ABD Genelkurmay Başkanı Mark Milley geçen hafta çarşamba günü Helsinki’de Rus mevkidaşı Valery Gerasimov ile bir araya geldi (Sputnik)
ABD Genelkurmay Başkanı Mark Milley geçen hafta çarşamba günü Helsinki’de Rus mevkidaşı Valery Gerasimov ile bir araya geldi (Sputnik)

Son iki hafta içinde Rusya ve ABD arasında Suriye konulu iki önemli görüşme gerçekleşti. Birinci görüşme ABD Başkanı Joe Biden ile Rusya Devlet Başkanı Vladimir Putin’in temsilcileri arasında 15 Eylül’de, ikincisi ise geçen hafta çarşamba günü Finlandiya’nın başkenti Helsinki’de Rusya Genelkurmay Başkanı Valery Gerasimov ve ABD’li mevkidaşı Mark Milley arasında düzenlendi.

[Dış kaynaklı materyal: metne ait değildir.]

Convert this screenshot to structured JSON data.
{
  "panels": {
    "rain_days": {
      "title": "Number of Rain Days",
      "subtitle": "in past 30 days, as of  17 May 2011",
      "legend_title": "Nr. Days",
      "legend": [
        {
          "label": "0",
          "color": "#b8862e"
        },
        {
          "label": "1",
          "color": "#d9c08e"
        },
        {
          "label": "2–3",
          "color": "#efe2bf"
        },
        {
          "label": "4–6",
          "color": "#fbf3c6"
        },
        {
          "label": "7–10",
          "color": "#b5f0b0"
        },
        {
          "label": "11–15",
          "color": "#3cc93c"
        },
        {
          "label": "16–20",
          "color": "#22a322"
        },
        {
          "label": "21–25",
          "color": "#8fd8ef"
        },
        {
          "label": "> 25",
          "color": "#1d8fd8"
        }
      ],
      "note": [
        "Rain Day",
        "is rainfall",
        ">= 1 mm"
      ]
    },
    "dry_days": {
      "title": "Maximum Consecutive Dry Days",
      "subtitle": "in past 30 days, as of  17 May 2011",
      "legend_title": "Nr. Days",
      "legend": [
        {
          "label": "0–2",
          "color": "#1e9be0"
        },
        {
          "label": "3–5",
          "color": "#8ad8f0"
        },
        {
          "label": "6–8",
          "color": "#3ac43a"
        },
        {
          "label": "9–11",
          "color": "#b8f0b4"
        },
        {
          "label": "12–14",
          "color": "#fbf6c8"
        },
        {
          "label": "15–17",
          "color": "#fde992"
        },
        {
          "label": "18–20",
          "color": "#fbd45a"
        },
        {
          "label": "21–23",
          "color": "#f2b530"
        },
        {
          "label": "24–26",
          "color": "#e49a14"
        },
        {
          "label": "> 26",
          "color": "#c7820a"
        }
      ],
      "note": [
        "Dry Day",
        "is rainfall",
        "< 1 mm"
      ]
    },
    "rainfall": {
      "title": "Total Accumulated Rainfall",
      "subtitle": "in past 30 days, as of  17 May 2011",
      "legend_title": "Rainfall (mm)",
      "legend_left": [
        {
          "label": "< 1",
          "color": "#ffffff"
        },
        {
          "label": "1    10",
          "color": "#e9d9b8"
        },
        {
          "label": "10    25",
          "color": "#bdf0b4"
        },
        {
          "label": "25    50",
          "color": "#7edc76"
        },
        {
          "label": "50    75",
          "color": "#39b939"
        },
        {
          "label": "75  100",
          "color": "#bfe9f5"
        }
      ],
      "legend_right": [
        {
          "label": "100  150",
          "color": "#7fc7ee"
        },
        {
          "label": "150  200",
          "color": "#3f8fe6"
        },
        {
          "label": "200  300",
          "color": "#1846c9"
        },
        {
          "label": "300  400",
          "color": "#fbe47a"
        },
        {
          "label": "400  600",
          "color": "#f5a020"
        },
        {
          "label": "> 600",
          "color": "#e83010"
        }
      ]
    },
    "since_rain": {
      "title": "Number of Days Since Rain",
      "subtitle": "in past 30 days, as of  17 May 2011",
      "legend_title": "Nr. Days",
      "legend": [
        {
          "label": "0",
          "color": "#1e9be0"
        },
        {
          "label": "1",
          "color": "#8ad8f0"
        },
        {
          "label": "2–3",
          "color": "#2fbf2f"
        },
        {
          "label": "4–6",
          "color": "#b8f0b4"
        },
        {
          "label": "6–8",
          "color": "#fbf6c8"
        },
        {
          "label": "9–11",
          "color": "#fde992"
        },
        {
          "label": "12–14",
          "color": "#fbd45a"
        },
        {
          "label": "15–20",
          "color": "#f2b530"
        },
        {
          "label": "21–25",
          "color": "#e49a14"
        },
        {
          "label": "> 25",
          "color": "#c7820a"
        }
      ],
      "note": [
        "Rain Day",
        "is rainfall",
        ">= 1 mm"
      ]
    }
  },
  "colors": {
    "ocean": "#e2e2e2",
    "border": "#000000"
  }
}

Başkan Biden’ın Beyaz Saray’a girmesinden ve Haziran ortasında Putin ile yapacağı zirveye hazırlanmaya başlamasından sonra Amerikalılar her fırsatta Rus tarafına, Suriye konusunda aralarında herhangi bir diyaloğun yapılabilmesi ve iki taraf arasındaki “gizli Viyana kanalının” tekrar aktifleştirilmesi için öncelikle Suriye’ye “sınır ötesi yardım mekanizmasının” uzatılması şartını koştu ve bu meselenin ilişkilerin geliştirilmesi için “bir sınav” niteliğinde olduğunu aktardı. ABD Ulusal Güvenlik Konseyi Orta Doğu ve Kuzey Afrika Koordinatörü Brett McGurk, Rusya Dışişleri Bakan Yardımcısı Sergey Verşinin ve Putin'in Suriye Özel Temsilcisi Aleksandr Lavrentyev Temmuz başında Cenevre’de bir araya geldi. Taraflar, Moskova’nın Birleşmiş Milletler Güvenlik Konseyi’nde (BMGK) Suriye’ye sınır ötesi yardımların 12 ay süreyle uzatılmasını öngören karar tasarısını onaylaması (nitekim Moskova onay verdi) karşılığında ABD’nin Rusların şartını kabul etmesi konusunda uzlaşıya vardı. Ruslar söz konusu onaya karşılık Şam’a uygulanan Ceaser Yasası yaptırımlarının hafifletilmesini, yardımların sınır ötesi değil nüfuz bölgeleri arasındaki temas hatları üzerinden yapılmasını ve “erken toparlanma” programına fon sağlanması şartlarını öne sürdü.
15 Eylül’de Cenevre’de düzenlenen McGurk- Verşinin- Lavrentyev toplantısı, yardımların uzatılması kararından sonra taraflar arasında yapılan ilk toplantı olma özelliği taşıyor. Peki, toplantıda neler oldu?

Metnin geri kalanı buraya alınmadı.